A group of students and adults sit around a large table smiling and talking as they flip through a booklet and browse on their laptops

Council on Aging of Southwestern Ohio

Transcript Analysis

How we turned call center conversations into a roadmap for future services.

Each year, the Council on Aging of Southwestern Ohio receives over 50K calls a year to its Aging & Disability Resource Center (ADRC), a call-center where caregivers and older adults can call in for support services and resources. These conversations hold critical insight into unmet needs, service gaps, and system breakdowns, but much of that knowledge remained locked inside audio recordings which the organization was not to able parse themselves.

Tapping conversations to define strategic investment

COA needed a structured understanding older adults' unmet needs to strategically develop new services and partnerships.

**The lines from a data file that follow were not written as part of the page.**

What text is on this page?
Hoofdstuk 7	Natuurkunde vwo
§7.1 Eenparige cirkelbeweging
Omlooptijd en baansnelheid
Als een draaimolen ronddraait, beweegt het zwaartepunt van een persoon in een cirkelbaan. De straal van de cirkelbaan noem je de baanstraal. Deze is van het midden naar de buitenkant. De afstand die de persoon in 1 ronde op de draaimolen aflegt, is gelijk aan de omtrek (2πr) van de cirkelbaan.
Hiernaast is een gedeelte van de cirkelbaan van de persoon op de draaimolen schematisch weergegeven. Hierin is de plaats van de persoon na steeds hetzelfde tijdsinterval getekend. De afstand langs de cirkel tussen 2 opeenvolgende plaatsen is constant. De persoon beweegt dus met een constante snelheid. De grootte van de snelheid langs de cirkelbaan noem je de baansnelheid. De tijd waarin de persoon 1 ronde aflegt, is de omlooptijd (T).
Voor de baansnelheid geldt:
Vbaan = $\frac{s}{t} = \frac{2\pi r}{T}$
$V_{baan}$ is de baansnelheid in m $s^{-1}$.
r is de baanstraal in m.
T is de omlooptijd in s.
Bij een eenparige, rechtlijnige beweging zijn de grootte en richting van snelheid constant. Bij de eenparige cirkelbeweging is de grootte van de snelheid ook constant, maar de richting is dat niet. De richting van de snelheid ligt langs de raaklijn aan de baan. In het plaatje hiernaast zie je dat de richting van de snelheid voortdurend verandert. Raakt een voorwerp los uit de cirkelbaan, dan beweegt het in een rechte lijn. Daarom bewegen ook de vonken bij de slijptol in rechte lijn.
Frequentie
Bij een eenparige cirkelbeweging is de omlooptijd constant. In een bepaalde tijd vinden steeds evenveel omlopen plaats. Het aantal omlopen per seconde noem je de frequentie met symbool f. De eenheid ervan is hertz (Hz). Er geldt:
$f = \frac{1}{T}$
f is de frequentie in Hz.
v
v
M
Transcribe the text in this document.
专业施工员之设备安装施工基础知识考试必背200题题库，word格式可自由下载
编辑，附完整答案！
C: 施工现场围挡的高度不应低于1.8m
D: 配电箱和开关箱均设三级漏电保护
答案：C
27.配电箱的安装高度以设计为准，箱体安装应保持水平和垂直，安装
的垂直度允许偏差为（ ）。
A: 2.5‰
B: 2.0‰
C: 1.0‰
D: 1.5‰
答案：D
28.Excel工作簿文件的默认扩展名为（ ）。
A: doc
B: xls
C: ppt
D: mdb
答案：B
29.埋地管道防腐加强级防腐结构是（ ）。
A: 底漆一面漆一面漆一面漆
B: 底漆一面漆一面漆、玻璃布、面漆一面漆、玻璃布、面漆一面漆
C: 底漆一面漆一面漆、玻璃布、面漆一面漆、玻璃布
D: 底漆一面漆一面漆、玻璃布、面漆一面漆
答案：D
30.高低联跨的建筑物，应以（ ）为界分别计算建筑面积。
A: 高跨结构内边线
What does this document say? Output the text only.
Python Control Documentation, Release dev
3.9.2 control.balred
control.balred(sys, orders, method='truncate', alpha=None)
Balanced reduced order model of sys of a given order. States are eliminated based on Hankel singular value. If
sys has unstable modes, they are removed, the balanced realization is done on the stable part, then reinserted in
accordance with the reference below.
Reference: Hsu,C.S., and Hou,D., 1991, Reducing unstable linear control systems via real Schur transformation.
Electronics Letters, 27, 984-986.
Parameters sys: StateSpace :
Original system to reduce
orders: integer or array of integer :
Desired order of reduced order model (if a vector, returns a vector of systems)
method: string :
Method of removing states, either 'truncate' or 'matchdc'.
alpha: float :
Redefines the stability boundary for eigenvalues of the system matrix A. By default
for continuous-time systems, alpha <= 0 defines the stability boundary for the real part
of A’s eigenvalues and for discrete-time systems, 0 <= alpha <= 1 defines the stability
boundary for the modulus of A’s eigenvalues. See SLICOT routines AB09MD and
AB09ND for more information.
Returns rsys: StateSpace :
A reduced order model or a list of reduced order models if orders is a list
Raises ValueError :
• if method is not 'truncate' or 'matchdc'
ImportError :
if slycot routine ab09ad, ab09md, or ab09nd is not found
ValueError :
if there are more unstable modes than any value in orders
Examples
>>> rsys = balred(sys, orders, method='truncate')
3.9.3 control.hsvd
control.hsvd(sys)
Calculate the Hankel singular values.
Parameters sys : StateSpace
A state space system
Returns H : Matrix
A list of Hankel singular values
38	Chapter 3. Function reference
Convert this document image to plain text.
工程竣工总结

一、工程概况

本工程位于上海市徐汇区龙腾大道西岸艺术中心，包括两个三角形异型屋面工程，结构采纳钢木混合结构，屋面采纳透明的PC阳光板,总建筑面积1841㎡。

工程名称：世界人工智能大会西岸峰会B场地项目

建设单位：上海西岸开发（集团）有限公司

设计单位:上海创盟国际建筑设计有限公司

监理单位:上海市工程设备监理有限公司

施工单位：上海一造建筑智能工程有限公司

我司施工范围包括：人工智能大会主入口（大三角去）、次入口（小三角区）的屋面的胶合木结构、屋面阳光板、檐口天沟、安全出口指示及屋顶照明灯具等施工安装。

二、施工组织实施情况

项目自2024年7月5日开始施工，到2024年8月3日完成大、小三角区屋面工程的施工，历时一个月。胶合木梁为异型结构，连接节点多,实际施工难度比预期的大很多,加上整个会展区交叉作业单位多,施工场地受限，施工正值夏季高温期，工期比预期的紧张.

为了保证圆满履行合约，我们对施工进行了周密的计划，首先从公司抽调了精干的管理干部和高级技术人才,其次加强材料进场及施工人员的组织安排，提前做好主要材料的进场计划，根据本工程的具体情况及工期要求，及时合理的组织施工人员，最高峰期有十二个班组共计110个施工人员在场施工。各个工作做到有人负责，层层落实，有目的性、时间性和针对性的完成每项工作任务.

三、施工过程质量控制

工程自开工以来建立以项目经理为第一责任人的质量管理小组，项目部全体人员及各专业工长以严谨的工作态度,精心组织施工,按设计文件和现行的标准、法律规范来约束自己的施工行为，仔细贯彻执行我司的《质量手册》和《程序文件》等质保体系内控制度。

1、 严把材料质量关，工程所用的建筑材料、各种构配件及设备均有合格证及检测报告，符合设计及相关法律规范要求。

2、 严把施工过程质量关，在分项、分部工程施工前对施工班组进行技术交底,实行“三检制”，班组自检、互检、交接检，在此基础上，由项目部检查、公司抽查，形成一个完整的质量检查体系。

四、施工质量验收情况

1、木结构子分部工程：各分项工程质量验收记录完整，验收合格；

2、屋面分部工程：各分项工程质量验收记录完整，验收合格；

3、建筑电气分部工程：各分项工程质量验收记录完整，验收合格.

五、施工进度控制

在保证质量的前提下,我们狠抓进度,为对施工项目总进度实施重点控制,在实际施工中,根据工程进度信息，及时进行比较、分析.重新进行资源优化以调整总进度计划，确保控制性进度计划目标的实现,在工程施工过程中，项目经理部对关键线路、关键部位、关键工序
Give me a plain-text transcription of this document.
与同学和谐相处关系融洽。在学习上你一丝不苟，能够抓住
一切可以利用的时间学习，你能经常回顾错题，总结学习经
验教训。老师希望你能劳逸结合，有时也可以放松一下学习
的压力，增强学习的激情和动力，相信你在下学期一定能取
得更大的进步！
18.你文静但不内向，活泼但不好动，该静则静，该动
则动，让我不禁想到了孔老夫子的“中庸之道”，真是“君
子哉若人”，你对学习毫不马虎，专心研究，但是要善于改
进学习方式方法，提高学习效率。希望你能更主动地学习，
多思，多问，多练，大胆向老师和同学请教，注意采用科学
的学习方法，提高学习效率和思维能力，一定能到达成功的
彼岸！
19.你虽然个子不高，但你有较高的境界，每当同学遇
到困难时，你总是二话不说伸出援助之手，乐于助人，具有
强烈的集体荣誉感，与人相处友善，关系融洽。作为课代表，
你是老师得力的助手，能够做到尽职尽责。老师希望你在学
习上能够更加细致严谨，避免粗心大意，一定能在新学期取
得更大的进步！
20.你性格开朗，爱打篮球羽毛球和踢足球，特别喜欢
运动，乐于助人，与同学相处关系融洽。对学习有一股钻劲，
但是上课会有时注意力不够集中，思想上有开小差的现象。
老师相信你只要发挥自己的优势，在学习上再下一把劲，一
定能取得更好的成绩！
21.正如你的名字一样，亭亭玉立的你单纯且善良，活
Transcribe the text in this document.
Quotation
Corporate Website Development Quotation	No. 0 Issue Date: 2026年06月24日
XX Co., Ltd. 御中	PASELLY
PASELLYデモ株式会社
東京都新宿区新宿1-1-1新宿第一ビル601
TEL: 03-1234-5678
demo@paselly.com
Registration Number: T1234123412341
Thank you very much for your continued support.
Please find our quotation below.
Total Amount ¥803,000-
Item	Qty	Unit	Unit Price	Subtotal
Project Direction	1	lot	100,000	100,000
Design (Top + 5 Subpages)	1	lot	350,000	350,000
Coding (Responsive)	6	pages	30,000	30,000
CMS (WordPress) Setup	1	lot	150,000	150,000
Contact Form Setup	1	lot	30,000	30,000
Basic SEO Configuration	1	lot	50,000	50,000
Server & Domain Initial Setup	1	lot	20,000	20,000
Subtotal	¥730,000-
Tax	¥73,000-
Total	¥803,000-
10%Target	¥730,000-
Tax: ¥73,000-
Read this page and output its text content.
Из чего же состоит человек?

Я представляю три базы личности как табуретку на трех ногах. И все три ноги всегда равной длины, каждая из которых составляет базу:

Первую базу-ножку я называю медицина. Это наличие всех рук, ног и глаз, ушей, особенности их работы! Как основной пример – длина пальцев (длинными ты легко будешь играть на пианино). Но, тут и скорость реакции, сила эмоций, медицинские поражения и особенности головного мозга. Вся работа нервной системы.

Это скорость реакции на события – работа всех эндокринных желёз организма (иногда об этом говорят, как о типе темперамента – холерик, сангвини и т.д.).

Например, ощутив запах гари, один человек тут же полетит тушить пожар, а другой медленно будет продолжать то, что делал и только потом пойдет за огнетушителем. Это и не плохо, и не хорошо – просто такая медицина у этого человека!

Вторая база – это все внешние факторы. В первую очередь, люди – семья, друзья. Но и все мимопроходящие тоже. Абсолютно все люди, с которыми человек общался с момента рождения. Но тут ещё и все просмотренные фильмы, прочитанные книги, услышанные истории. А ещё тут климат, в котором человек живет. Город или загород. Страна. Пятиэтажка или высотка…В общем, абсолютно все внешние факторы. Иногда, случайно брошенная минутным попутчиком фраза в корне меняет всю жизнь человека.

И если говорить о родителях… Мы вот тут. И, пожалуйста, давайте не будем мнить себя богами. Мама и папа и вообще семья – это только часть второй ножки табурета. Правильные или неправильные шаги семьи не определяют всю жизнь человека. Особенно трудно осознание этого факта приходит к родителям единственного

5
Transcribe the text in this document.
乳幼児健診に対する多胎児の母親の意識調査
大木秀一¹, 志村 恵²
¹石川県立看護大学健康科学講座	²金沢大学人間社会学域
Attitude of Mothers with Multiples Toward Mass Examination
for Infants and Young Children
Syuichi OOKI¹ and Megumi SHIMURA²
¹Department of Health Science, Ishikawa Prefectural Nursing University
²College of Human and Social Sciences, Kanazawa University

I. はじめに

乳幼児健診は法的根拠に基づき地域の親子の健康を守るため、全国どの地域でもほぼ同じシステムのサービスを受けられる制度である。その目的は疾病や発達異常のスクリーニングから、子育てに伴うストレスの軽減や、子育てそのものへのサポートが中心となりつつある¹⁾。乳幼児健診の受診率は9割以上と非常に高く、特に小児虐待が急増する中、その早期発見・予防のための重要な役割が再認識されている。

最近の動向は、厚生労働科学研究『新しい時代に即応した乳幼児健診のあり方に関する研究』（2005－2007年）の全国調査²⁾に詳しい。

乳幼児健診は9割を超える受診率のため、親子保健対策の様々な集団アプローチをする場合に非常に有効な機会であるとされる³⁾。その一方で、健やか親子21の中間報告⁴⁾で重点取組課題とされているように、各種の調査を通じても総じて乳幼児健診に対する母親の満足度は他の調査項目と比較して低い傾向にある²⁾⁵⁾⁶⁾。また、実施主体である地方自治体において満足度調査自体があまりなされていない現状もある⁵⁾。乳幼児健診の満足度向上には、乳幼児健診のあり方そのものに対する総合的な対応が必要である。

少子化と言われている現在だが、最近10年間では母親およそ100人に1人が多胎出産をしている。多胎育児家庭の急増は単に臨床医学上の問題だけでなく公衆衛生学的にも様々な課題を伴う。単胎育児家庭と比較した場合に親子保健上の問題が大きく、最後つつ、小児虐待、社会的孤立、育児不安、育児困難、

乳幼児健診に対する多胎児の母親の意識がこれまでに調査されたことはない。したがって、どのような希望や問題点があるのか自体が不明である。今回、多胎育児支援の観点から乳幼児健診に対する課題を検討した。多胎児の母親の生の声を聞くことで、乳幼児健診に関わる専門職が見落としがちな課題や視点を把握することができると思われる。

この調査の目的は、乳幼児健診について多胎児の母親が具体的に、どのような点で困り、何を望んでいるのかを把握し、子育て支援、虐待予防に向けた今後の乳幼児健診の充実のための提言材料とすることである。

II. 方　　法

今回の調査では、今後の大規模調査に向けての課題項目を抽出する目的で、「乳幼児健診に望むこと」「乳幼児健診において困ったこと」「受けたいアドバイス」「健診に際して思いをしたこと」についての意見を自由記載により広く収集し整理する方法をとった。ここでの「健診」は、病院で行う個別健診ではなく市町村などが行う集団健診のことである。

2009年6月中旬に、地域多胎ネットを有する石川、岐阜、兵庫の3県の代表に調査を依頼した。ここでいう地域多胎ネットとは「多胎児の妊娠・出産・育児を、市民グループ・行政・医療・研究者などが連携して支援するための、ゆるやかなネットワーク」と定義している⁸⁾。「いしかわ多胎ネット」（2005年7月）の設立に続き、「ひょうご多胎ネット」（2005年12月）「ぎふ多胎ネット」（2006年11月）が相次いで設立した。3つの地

By applying qualitative and quantitative analysis to a sample of 500 calls, we uncovered systemic patterns—such as geographic disparities and operational friction—that were previously hidden within individual conversations.

The project delivered a strategic roadmap and concepts for new service models, transforming raw operational data into a clear, actionable plan that allows COA to invest in future programs with confidence.

Expertise

  • Qualitative analysis
  • Quantitative analysis
  • Thematic coding and synthesis
  • Service and systems design
Bar graphs showing the correlation between certain metrics such as income and education and physical health.
“The calls already tell us what people need, we just have to listen differently.”

COA ADRC Specialist

The challenge

Making sense of complexity at scale.

While each ADRC call reflects a unique situation, patterns across hundreds of conversations reveal systemic community needs. COA needed a structured way to identify recurring themes, geographic disparities, and service gaps, without losing the human context behind each call.

Series of bar charts showing the type of callers, Ohio county location of callers, subcategories of callers, and the predicted success of call as a percent of caller type. The top caller type was 'Self' at 42.35% and the majority of calls came from Hamilton county. Of the self-made calls, 45.83% were predicted to be successful.
The approach

From themes to service concepts.

Insights informed the development of new service concepts, such as follow-up communications and tailored outreach programs. Co-creation workshops with staff and service partners helped refine ideas and evaluate feasibility, impact, and resource requirements. Promising concepts were translated into service models, operational workflows, and partnership frameworks.

Brochure mockup of the Council on Ageing call analyis report. An open spread highlights that 39.9% of callers have unmet needs and features paragraphs of text describing those gaps. A closed version of the brochure slightly overlaps the other, featuring an image in the top third and white text on top of a blue background on the bottom two thirds.
The Making

Clarity drives confidence.

COA now has a clearer understanding of where current services succeed and where they fall short. By grounding strategy in insights gained from real client conversations, the organization has achieved alignment across teams and confidence in prioritizing future investments.

Bar graphs showing how neighborhoods where people rate their own physical health the highest experience fewer barriers to many of the vital conditions for good health than those who rate their physical health lowest., focusing on categories such as education, housing cost, lack of internet access, and receipt of SNAP benefits.

The IMPACT

A roadmap for action.

Final deliverables included:

  • A strategic roadmap highlighting unmet needs and next steps
  • County-level insights to support Board and leadership decisions
  • Concepts for 3-5 new services or partnerships
  • Operational efficiency recommendations

The findings from this project serve as a foundational reference for pilot programs and continued stakeholder engagement. Ongoing testing, iteration, and monitoring will ensure services remain responsive to evolving community needs, and that the voices of older adults continue to guide COA’s services.